Volviendo al punto, la cantina se animó luego de que el perdedor de la apuesta ordenara la ronda de tragos para los presentes. Crisanto Cabrera se sintió a sus anchas y punzó al santiagueño: “¿Ya vio, amigo? Sí se puede escribir cualquier cosa.” El otro quedó sin ganas de seguir en el debate. Hizo un gesto seco y pretendió irse. Cabrera le cerró el paso y con buenas razones lo forzó a estar. Total se animó. “¿Sabe qué no puede escribirse?”, preguntó con el aplomo de antes. Alrededor de la barra varios oyeron la historia que a continuación contó.
“Un dios del Indostán, afligido por el celibato, solicitó a otro dios que le prestara una de sus 14,516 mujeres. Éste aceptó diciéndole que tomara aquella que estuviera desocupada. El dios célibe visitó 14,516 palacios y en ellos vio yacer el mismo número de veces al señor con la señora, cada una de las cuales creía ser la única en estar gozando de sus favores.”
El corro de bebedores se rió por mero compromiso masculino. La palabra yacer los perturbaba. Cabrera entró al quite: “¿Y luego, amigo? Si lo está hablando, es que puede escribirlo.” Su autoridad erudita en la escritura y la fonética, según el consenso parroquial al respecto, no dejaba lugar a confusión. Pero el otro porfió en sus argumentos. Explicó que las pocas palabras que había dicho contenían muchas cosas guardadas, desde los nombres de los dioses y de las 14,516 esposas, los modos de yacer con cada una, los términos de los miles de palacios, hasta la forma de las beldades, sus gracias respectivas, sus vestidos y joyas.
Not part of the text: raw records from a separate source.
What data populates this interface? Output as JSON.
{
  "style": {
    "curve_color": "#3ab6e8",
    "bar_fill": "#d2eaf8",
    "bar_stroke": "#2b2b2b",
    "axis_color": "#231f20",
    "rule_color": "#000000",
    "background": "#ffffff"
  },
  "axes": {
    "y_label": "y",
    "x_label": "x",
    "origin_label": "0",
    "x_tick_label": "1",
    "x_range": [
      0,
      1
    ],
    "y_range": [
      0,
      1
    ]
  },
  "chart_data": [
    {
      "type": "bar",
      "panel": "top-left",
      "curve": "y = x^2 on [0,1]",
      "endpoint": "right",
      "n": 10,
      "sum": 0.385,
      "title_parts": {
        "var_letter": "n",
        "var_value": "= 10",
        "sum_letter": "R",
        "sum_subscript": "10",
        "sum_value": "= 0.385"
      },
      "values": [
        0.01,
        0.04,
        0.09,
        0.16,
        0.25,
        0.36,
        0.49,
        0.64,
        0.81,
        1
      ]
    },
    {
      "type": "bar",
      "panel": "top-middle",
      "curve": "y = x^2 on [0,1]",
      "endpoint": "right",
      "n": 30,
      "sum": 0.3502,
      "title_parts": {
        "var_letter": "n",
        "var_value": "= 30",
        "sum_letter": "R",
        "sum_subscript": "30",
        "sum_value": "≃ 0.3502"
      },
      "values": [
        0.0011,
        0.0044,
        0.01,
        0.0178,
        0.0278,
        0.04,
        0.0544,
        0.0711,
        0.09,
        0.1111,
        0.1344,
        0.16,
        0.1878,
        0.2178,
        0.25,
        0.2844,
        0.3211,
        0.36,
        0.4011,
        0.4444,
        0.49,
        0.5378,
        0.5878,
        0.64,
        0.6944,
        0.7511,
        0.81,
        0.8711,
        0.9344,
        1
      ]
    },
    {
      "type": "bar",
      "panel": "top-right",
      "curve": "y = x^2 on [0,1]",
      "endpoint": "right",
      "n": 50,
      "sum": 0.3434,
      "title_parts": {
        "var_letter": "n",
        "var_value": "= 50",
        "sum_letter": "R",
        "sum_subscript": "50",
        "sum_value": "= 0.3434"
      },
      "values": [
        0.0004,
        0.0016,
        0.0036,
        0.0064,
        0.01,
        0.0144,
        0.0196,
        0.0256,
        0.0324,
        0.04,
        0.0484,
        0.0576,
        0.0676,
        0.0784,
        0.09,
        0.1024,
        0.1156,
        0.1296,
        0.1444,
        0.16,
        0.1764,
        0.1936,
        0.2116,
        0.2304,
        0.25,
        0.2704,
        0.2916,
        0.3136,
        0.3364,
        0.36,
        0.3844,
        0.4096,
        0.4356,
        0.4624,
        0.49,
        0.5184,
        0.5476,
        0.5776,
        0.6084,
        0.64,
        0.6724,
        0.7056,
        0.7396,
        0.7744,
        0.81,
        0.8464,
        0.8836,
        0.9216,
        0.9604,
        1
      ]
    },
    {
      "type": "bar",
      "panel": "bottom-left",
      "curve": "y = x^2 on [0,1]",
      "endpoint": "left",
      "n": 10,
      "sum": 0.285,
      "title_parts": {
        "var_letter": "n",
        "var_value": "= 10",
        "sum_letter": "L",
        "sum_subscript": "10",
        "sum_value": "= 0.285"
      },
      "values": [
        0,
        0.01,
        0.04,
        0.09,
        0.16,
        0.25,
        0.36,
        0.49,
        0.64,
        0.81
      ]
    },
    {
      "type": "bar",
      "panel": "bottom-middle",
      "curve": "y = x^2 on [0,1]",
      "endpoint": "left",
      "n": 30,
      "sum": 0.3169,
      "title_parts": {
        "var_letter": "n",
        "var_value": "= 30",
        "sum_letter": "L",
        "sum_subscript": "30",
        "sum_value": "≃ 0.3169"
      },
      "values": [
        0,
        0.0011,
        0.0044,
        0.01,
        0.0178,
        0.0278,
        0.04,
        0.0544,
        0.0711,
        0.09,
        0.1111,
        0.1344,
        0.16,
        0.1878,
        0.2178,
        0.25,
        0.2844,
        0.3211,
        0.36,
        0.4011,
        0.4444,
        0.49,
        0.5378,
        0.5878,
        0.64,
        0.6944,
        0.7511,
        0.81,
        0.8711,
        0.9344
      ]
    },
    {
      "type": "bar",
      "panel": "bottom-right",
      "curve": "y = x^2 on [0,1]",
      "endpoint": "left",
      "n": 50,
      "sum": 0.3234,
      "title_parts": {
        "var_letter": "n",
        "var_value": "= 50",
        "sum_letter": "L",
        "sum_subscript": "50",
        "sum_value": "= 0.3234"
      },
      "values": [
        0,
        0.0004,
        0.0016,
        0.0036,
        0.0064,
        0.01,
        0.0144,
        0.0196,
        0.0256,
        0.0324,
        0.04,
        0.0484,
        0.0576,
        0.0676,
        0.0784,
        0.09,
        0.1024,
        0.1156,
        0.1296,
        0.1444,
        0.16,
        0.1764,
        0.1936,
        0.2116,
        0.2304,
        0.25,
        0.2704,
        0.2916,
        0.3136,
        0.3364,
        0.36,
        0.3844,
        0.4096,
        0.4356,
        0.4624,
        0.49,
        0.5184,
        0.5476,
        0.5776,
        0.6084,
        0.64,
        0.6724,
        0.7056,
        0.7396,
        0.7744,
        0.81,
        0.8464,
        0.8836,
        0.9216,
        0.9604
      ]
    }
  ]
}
El viejo Álvarez, también analfabeto, se sentía culpable de favorecer en la apuesta a Cabrera, quien en secreto le antipatizaba, por causa de un miserable trago. Así que sentenció, con la misma voz de trueno de un rato atrás: “Está clarito, hay cosas que sin decirse se dicen, sí hay palabras que no se escriben.” El poder del consenso puede lo mismo cambiar de manos. Crisanto Cabrera sintió una punzada aristotélica: el drama trágico de perder lo que apenas hace un instante tuviera, la autoridad incuestionable en su materia.
Fue cuando cambió de táctica. “Entiendo, amigo, pero déjeme participar”, dijo a Albarracín y no a Álvarez, pues percibía que ese hombre no era confiable. Y contó la historia de un rey de Babilonia que mandó a sus grandes sabios y poderosos magos construir un laberinto donde cualquiera se extraviara. Invitó a su reino al rey de Arabia y mediante engaños lo hizo pasar al espanto que había urdido. Después de horas o acaso días terribles la intervención de Alá lo liberó. El rey ofendido marchó a su tierra, juntó sus ejércitos y regresó. Cuando hizo preso al babilonio lo llevó a sus desiertos y le dijo: tú me perdiste en un fatigoso laberinto de bronce, puertas y escaleras; yo te muestro ahora el mío, donde no hay puertas que abrir, escaleras que subir o muros que saltar. Ordenó abandonarlo en el desierto donde murió de hambre y sed.
El santiagueño creyó que ahora él llevaba la iniciativa en la polémica. Miró a Cabrera con cierta burla en los ojos y le pidió que se rindiera. Estoy seguro que ni mi tío ni mi abuela se rindieron en su afán de tirar el dinero de todos, Cabrera tampoco lo iba a hacer. “Se la juego a lo que quiera”, dijo Albarracín, viéndolo entercado, “que en lo que dijo faltan cuestiones: no está dicho cómo es un desierto, entonces hay palabras que no se escriben.” “Clarito está hablando”, dijo Álvarez, contento por haber cambiado de bando a tiempo.
Lo leí o lo soñé, no lo sé. Pero supongo que Cabrera no contestó el reto. Mi tío La Perra sí, en cambio. Aquél salió de la cantina y éste se metió a todas.